Ted looks heartbroken. Don grins, then frowns.
“Was? He’s dead?”
Vad shrugs.
“Don’t know. He fired me when I sided with Elza.”
Ted grins.
“And we’re back to the babe on the dinosaur.”
“Ankylosaur, to be more precise. It’s safe: grazing in the park.”
The three of them look to one side. A woman in a strange uniform smiles at them, then points to their left.
“This place is about to be levelled. We need to evacuate.”
Ted grabs for his taser.
“She’s a terrorist!”
Don bats his hand away, raising the other hand in query.
“Going to need a reason, madam.”
She sighs.
“The time expeditions of 2050 through 2080 sent many vessels back to the Cretaceous. Recoil from the causality backlash will drop most of them here.”
All three of them stare at her. Vad speaks first.
“How does that work?”
“The temporal defence field prevents anything going further uptime. The government of 2124 decided to defend itself from time-tossed artifacts. As causality fixes the future and spins off new timelines to defend it if the interference event has too big an impact, they don’t care about the devastation that’ll be caused. A few of us objected and chose to come back to help.”
Ted shakes his head.
“Still not seeing how something from 2052 will end up here.”

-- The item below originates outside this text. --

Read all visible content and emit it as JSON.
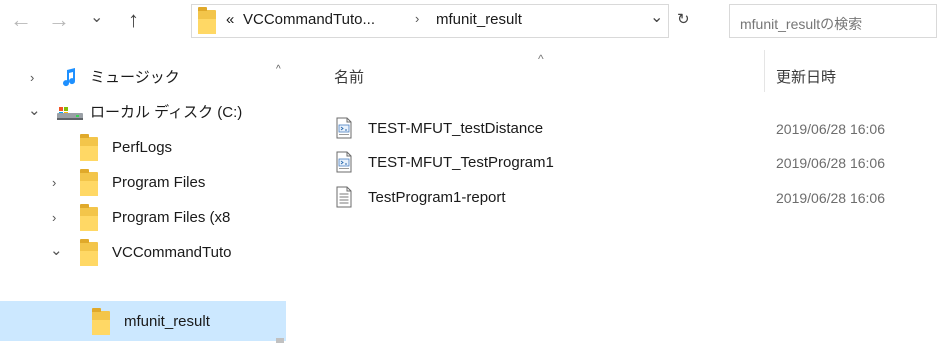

“Rebound. The causality backlash tries to send them to their origin points. They bounce of the temporal defence field. Tonight is when the first time travel event occurred somewhere in the world, so this is where they’ll end up. Don’t ask me for the science behind it. I just know what’s coming.”
Vad nods.
“Makes sort of sense. I’m with you.”
Don agrees.
“Crazy as it sounds, likewise.”
Ted shakes his head.
“You’re mad. I’m going to call it in.”
He turns back towards their patrol car. Elza and Vad rush the other way. Don watches Ted until he reaches the vehicle, then runs to catch up with the other two. Just as he reaches them, a colossal grey disk appears, hurtles over his head, and crashes down, obliterating patrol car, Ted, and Hope Plaza.
Elza turns and pats him consolingly.
“Sorry about your friend.”
Don looks about.
“How much more to come? Just how much time travel did the future get up to?”
Vad grins.
“I’m guessing lots. Ripping resources from the past to prop up a society struggling to survive on a ruined planet.”
Elza points at him.
“Spot on, and it’s all getting returned tonight.”
Don sighs.
“Everything at once? Bloody typical.”